Por: André | 20 Julho 2015
O enviado especial do presidente da República para a proteção do planeta e presidente da Fundação Nicolas Hulot explica os desafios da Cúpula das Consciências, que acontecerá em duas semanas em Paris.
A entrevista é de Emmanuelle Reju e publicada por La Croix, 07-07-2015. A tradução é de André Langer.
Eis a entrevista.
O que você espera da Cúpula das Consciências que deve acontecer em Paris nos dias 20 e 21 de julho?
Eu a vejo como um momento de parada e de reflexão coletiva antes da Conferência do Clima de dezembro próximo. Nós atravessamos uma crise de civilização que não diz seu nome. Se nós respondemos aos desafios que temos pela frente exclusivamente com instrumentos tecnológicos, jurídicos ou econômicos, não faremos outra coisa senão adiar o problema.
Nós precisamos de um questionamento espiritual e filosófico sobre as causas do impasse no qual nos encontramos. As autoridades morais que estarão reunidas nos dias 20 e 21 de julho vão nos ajudar a traçar um caminho em um mundo caracterizado por uma profusão de ciência e um déficit de consciência. Estamos prestes a escrever uma nova página da história humana.
Dito de outra maneira, você pensa que bastará substituir as energias fósseis por energias renováveis para resolver a crise climática?

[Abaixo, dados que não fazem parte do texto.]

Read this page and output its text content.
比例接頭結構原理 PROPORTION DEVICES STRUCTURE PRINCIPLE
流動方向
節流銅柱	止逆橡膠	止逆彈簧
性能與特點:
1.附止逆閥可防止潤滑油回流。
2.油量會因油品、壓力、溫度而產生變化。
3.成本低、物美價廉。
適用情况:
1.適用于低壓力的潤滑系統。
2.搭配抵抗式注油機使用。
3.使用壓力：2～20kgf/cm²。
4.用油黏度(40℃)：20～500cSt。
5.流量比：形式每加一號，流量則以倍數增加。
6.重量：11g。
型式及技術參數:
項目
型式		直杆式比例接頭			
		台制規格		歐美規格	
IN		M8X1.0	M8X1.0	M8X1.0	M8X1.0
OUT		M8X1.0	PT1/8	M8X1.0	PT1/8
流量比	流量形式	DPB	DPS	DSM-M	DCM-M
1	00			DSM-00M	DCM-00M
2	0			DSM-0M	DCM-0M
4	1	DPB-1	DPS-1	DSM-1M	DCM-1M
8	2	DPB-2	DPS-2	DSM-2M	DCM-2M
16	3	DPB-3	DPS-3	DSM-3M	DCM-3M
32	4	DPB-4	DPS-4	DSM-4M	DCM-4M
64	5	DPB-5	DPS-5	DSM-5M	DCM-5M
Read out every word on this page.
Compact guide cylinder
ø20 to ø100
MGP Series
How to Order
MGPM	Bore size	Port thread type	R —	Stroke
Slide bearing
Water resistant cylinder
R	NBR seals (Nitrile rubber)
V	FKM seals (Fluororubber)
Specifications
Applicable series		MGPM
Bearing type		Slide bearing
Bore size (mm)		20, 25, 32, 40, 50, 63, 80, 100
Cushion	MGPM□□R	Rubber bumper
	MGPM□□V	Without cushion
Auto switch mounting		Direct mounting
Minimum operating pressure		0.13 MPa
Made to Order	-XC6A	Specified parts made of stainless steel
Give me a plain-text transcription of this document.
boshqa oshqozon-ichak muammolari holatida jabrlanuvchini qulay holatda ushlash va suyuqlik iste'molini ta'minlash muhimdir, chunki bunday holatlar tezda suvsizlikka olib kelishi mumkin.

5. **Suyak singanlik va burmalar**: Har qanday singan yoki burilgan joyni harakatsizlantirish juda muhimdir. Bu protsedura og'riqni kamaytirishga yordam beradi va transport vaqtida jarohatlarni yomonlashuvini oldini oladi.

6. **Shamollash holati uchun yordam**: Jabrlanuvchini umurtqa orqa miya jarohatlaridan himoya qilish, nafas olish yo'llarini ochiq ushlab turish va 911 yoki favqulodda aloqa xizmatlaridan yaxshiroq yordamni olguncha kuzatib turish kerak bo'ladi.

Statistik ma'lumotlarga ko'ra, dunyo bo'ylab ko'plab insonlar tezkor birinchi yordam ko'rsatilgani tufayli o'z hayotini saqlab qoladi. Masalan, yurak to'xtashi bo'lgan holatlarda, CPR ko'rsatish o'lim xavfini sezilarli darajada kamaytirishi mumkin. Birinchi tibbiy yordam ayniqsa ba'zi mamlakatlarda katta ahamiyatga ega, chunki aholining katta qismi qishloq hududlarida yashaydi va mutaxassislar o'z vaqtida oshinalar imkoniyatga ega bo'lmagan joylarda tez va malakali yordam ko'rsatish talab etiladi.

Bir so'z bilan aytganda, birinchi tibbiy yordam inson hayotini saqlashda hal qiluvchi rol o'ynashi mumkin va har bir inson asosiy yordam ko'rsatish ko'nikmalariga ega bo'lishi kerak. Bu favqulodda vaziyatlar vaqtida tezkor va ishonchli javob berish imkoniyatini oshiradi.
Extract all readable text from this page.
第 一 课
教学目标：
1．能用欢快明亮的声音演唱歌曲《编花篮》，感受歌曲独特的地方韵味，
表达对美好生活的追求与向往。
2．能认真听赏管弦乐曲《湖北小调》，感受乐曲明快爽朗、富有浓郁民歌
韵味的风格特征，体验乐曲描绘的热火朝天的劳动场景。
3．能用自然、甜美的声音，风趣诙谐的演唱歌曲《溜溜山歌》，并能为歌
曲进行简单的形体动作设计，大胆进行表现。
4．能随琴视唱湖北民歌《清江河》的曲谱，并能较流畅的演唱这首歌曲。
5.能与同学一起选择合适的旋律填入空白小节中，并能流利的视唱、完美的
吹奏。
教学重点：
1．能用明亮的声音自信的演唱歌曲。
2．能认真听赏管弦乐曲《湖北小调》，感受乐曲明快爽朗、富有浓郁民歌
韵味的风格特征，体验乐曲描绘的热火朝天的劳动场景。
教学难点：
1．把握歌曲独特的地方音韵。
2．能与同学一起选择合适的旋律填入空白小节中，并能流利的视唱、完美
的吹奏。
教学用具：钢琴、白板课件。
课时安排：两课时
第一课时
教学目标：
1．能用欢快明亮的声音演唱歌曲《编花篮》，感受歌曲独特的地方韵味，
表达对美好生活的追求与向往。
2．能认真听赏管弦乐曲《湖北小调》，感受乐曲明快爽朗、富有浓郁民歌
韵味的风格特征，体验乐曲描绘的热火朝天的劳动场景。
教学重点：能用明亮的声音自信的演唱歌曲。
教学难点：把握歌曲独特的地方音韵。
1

A urgência impõe fazer isso, mas a mudança de um crescimento marrom para um crescimento verde não será suficiente. A humanidade também deverá se debruçar sobre as questões fundamentais. Qual é o sentido do progresso? Quais são as prioridades? A economia está a serviço do homem ou o homem a serviço da economia? O homem faz parte da natureza?
A tecnologia nos engole, nos induz ao movimento, mas não sabemos mais para quê. Nós temos que tomar altura, sair do barulho de fundo da nossa sociedade que não sabe mais discernir o importante do secundário.
Qual é a contribuição particular das religiões para esta reflexão?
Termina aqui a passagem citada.